Background
This study aimed to construct predictive models for the risk of sepsis in patients with Acute pancreatitis (AP) using machine learning methods and compared optimal one with the logistic regression (LR) model and scoring systems.
Methods
In this retrospective cohort study, data were collected from the Medical Information Mart for Intensive Care III (MIMIC III) database between 2001 and 2012 and the MIMIC IV database between 2008 and 2019. Patients were randomly divided into training and test sets (8:2). The least absolute shrinkage and selection operator (LASSO) regression plus 5-fold cross-validation were used to screen and confirm the predictive factors. Based on the selected predictive factors, 6 machine learning models were constructed, including support vector machine (SVM), K-nearest neighbour (KNN), multi-layer perceptron (MLP), LR, gradient boosting decision tree (GBDT) and adaptive enhancement algorithm (AdaBoost). The models and scoring systems were evaluated and compared using sensitivity, specificity, positive predictive value (PPV), negative predictive value (NPV), accuracy, and the area under the curve (AUC).
Results
A total of 1, 672 patients were eligible for participation. In the training set, 261 AP patients (19.51%) were diagnosed with sepsis. The predictive factors for the risk of sepsis in AP patients included age, insurance, vasopressors, mechanical ventilation, Glasgow Coma Scale (GCS), heart rate, respiratory rate, temperature, SpO2, platelet, red blood cell distribution width (RDW), International Normalized Ratio (INR), and blood urea nitrogen (BUN).

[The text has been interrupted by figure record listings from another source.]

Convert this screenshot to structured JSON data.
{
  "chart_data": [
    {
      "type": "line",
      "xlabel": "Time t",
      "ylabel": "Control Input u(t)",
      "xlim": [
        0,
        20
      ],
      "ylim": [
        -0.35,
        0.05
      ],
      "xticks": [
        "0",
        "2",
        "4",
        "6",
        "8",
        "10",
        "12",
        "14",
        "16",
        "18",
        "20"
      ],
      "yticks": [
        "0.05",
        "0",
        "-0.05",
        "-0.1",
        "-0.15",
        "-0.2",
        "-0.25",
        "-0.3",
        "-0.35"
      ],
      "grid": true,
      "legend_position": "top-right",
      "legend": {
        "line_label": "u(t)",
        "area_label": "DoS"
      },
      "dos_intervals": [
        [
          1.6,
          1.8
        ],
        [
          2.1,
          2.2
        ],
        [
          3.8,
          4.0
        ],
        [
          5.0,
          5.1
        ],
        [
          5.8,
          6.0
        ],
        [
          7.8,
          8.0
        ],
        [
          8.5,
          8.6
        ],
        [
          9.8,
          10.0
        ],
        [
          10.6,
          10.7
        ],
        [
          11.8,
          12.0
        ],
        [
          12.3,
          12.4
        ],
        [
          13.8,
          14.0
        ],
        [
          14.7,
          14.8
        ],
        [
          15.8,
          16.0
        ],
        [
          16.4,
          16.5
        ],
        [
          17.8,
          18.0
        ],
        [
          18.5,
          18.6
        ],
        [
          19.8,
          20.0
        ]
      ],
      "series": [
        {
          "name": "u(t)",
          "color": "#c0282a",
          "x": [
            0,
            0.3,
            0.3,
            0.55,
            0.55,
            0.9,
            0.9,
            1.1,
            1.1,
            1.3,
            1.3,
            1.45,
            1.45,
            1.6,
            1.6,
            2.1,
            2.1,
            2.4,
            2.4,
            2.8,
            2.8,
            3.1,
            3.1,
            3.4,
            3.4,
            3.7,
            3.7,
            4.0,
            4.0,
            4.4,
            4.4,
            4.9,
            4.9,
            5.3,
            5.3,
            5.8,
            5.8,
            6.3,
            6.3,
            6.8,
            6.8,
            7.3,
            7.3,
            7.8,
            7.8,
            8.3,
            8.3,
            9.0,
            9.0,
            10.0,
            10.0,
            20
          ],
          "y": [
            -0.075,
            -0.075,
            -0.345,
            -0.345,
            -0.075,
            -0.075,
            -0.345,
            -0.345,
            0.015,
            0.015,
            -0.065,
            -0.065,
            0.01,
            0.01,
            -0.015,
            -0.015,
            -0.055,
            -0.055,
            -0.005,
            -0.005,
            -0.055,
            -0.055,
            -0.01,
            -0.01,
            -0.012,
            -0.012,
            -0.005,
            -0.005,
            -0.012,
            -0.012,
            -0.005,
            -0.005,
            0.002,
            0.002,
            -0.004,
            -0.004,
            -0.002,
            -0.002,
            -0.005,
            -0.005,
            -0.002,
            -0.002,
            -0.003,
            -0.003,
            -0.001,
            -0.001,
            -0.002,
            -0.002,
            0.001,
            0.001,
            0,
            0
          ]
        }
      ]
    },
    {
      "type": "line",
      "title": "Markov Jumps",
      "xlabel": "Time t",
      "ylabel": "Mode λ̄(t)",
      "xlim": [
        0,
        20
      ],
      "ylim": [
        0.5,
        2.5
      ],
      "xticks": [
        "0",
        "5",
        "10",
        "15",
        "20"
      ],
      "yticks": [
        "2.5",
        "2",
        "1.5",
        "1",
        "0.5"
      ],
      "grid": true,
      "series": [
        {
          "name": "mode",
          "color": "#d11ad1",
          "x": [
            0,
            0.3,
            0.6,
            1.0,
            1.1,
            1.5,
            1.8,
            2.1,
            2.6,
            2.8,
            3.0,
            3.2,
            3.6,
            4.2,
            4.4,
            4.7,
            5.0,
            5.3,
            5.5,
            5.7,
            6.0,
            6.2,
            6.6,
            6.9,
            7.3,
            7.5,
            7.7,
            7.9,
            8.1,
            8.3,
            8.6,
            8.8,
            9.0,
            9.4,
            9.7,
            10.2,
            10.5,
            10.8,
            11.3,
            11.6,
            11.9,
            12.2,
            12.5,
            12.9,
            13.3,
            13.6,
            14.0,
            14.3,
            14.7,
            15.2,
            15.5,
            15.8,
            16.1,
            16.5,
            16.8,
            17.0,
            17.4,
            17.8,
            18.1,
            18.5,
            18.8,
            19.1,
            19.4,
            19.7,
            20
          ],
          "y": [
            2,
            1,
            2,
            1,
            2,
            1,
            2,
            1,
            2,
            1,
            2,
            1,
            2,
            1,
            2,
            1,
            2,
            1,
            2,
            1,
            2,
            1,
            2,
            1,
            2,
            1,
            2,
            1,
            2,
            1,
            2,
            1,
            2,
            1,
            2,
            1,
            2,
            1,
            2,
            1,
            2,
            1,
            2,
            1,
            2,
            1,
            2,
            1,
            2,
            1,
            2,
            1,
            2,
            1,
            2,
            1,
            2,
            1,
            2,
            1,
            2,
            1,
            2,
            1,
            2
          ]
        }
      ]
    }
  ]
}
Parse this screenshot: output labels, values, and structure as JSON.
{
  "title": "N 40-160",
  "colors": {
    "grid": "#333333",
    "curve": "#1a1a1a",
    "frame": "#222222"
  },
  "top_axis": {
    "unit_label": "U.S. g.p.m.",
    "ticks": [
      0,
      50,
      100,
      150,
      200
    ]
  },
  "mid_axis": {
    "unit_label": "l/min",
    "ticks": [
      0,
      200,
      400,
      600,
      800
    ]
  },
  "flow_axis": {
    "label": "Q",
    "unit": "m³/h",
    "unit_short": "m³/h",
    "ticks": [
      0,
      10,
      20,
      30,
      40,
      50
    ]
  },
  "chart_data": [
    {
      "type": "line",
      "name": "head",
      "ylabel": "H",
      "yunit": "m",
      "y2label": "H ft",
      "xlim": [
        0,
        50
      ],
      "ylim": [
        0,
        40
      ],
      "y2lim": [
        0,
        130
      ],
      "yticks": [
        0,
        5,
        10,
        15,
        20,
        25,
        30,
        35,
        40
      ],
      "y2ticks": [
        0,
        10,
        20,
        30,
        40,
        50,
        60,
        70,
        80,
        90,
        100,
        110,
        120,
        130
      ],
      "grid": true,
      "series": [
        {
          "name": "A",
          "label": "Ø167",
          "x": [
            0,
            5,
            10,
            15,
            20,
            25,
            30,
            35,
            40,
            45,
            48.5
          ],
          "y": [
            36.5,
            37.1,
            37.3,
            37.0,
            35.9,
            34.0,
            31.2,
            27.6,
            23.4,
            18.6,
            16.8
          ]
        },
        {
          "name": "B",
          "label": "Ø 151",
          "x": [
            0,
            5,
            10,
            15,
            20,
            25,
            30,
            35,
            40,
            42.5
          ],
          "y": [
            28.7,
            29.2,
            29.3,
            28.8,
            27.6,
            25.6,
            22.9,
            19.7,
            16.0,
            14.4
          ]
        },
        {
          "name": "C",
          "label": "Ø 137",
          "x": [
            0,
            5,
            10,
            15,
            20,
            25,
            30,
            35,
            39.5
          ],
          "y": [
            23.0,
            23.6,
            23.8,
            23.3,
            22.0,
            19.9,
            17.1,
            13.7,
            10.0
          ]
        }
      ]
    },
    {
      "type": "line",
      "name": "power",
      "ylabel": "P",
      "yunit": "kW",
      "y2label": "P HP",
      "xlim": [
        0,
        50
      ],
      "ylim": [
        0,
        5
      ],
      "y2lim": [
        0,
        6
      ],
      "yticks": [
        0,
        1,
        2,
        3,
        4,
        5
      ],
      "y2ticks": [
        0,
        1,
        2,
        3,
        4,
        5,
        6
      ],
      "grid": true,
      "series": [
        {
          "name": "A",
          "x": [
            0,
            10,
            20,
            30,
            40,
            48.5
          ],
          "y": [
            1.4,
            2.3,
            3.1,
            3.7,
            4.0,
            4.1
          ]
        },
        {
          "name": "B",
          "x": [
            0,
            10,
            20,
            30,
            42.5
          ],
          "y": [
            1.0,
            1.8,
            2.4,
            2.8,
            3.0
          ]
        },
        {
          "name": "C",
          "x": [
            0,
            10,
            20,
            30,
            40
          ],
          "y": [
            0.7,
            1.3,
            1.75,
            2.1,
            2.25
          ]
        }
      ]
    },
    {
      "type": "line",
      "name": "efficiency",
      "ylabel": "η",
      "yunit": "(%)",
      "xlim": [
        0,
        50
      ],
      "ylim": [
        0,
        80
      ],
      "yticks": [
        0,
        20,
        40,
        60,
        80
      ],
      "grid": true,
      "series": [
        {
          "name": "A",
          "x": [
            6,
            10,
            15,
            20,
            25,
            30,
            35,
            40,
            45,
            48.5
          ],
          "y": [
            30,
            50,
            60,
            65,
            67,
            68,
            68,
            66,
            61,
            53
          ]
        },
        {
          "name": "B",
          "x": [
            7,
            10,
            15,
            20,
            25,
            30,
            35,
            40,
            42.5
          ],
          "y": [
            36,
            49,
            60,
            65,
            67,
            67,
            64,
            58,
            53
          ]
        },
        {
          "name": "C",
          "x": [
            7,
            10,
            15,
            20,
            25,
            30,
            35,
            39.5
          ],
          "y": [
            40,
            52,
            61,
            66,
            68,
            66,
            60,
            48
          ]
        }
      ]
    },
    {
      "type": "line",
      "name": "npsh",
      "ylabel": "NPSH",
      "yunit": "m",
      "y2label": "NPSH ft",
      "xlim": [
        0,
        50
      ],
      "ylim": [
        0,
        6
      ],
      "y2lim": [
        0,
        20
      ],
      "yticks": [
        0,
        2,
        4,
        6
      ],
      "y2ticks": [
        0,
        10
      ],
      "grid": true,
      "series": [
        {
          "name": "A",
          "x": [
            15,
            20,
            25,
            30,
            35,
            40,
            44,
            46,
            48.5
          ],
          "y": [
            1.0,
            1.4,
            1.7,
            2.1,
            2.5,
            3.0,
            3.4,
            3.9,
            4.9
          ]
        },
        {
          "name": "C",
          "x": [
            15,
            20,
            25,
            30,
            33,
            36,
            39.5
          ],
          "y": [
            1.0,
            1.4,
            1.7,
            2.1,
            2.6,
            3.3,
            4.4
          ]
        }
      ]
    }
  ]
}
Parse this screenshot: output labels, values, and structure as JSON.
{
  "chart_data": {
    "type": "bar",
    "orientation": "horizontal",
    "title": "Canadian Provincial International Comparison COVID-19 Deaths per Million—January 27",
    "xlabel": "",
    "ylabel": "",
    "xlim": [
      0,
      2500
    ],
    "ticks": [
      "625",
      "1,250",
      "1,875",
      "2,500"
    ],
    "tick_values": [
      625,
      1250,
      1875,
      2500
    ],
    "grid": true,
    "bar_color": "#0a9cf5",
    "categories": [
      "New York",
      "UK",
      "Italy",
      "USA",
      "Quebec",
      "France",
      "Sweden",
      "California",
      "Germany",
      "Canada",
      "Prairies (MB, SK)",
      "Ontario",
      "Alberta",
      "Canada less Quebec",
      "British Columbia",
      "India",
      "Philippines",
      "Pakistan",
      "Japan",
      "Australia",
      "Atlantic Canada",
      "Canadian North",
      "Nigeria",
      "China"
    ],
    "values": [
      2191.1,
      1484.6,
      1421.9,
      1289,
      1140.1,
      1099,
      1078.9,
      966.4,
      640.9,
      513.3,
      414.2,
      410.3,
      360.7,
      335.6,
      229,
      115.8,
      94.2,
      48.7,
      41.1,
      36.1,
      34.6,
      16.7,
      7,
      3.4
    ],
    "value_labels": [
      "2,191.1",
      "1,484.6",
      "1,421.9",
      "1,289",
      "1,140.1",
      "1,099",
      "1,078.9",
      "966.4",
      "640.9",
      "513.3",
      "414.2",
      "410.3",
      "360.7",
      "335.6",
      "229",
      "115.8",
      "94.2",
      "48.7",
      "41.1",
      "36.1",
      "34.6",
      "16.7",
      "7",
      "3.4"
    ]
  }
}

The AUC of the GBDT model for sepsis prediction in the AP patients in the testing set was 0.985. The GBDT model showed better performance in sepsis prediction than the LR, systemic inflammatory response syndrome (SIRS) score, bedside index for severity in acute pancreatitis (BISAP) score, sequential organ failure assessment (SOFA) score, quick-SOFA (qSOFA), and simplified acute physiology score II (SAPS II).
Conclusion
The present findings suggest that compared to the classical LR model and SOFA, qSOFA, SAPS II, SIRS, and BISAP scores, the machine learning model-GBDT model had a better performance in predicting sepsis in the AP patients, which is a useful tool for early identification of high-risk patients and timely clinical interventions.